Eating with Endo: grilled tilapia bowls with avocado crema

12:54 PM

My entire life, I have disliked fish. The only type I could occasionally eat were the fish fillets my mom would make once in a while. But when I decided to cut out red meat entirely from my diet, I realized the only types of meat I could eat were chicken and turkey. That didn't leave me a lot of options...

So after doing some soul-searching and Pinterest-ing, I decided to give fish another shot. After all, I'm a big kid now, and my food interests have changed pretty dramatically over the past few years. And when I saw this dish included my all-time favorite food, avocado, I couldn't say no.



Again, my talented chef of a husband, Andrew helped me with this by pretty much taking over the fish-grilling. Maybe some day, he'll let me cook meat in our kitchen...

Grilled Tilapia Bowls with Chipotle Avocado Crema

Courtesy Joyful Healthy Eats
Serves 4

Ingredients
Tilapia Seasoning:
  • 1 teaspoon chili powder
  • 1 teaspoon paprika
  • 1 teaspoon of cumin
  • 1 teaspoon of garlic powder
  • ½ teaspoon of salt
  • ¼ teaspoon of pepper
  • 2 large tilapia filets
Chipotle Avocado Crema:
  • ½ cup of plain Greek yogurt
  • juice of one lime
  • 1 large avocado
  • 1 garlic clove (We used minced garlic.)
  • 1 chipotle pepper (We used a jalapeno pepper because we couldn't find these for the life of us...)
  • salt & pepper (We also threw in some Tony Chachere's creole seasoning because Andrew adds it to literally everything...) 
Other Ingredients:
  • 3 cups of cooked quinoa (We didn't include this because Andrew is anti-quinoa.)
  • 15 oz. black beans, rinsed and drained (We used canned beans because we're lazy.)
  • 2 ears of fresh corn, shucked (See above.)
  • ¼ cup of fresh cilantro
  • 1 roma tomato, diced
Instructions
  1. In a food processor, add plain yogurt, juice of 1 lime, avocado, garlic clove, chipotle pepper, salt and pepper. Blend until smooth. Place in refrigerator.
  2. In a small bowl, add chili powder, paprika, cumin, garlic powder, salt, and pepper. Mix together.
  3. Rinse and pat dry tilapia filets and season bowl sides of the fish with the seasoning in the small bowl. {you may have some left over and that's fine}
  4. Heat grill to medium high, grill the two ears of corn for 15-20 minutes. Turning the corn every 5 minutes.
  5. Next, grill tilapia for 3-5 minutes on the first side and 3-5 on the second.
  6. Remove both from the grill and set aside.
  7. Assemble your bowls, place ¾ cup of cooked quinoa in a bowl, then add in black beans, diced tomato, fresh grilled corn {that has been cut off the cob}, cilantro, tilapia, and then top with Chipotle Avocado Crema.
Andrew needs to work on his plating, and I need to work on my food photography...
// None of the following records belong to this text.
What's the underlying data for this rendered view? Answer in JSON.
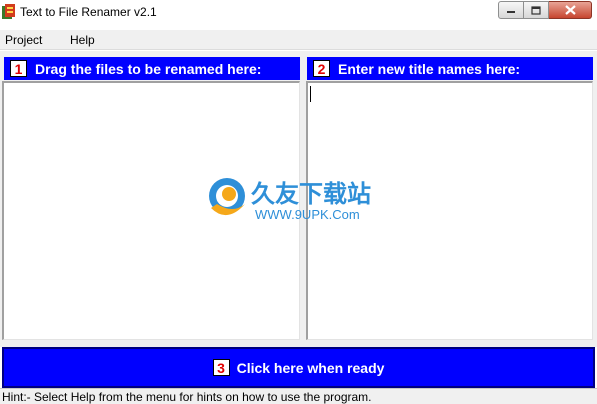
{
  "window": {
    "title": "Text to File Renamer v2.1",
    "controls": {
      "minimize": "minimize",
      "maximize": "maximize",
      "close": "close"
    }
  },
  "menu": {
    "items": [
      "Project",
      "Help"
    ]
  },
  "left_panel": {
    "number": "1",
    "header": "Drag the files to be renamed here:"
  },
  "right_panel": {
    "number": "2",
    "header": "Enter new title names here:",
    "value": ""
  },
  "ready_button": {
    "number": "3",
    "label": "Click here when ready"
  },
  "watermark": {
    "title": "久友下载站",
    "url": "WWW.9UPK.Com"
  },
  "status": {
    "hint": "Hint:- Select Help from the menu for hints on how to use the program."
  },
  "colors": {
    "header_bg": "#0000ff",
    "badge_number": "#e00000",
    "watermark": "#2e8fd8"
  }
}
I was pleasantly surprised by this dish! I loved the tilapia, and it was delicious overall, especially since I've been on a Qdoba kick lately. 

The only thing I wasn't sure about was the avocado crema, believe it or not. Maybe it's because Andrew pretty much slopped all of it onto my fish (as you can see), or maybe it was because we used a jalapeno pepper instead of a chipotle pepper. We kind of played around with the flavor for a while by adding more Tony Chachere's and avocado before we settled with what we had. So maybe next time, I would change the peppers and only use a little bit of sauce.

As far as its effect on my endo, I felt pretty good afterward. No pain or bloating, and I didn't have to go take like six naps afterward. Andrew's pretty happy that I finally have come around to liking fish, and I'm happy that we have another recipe in our repertoire.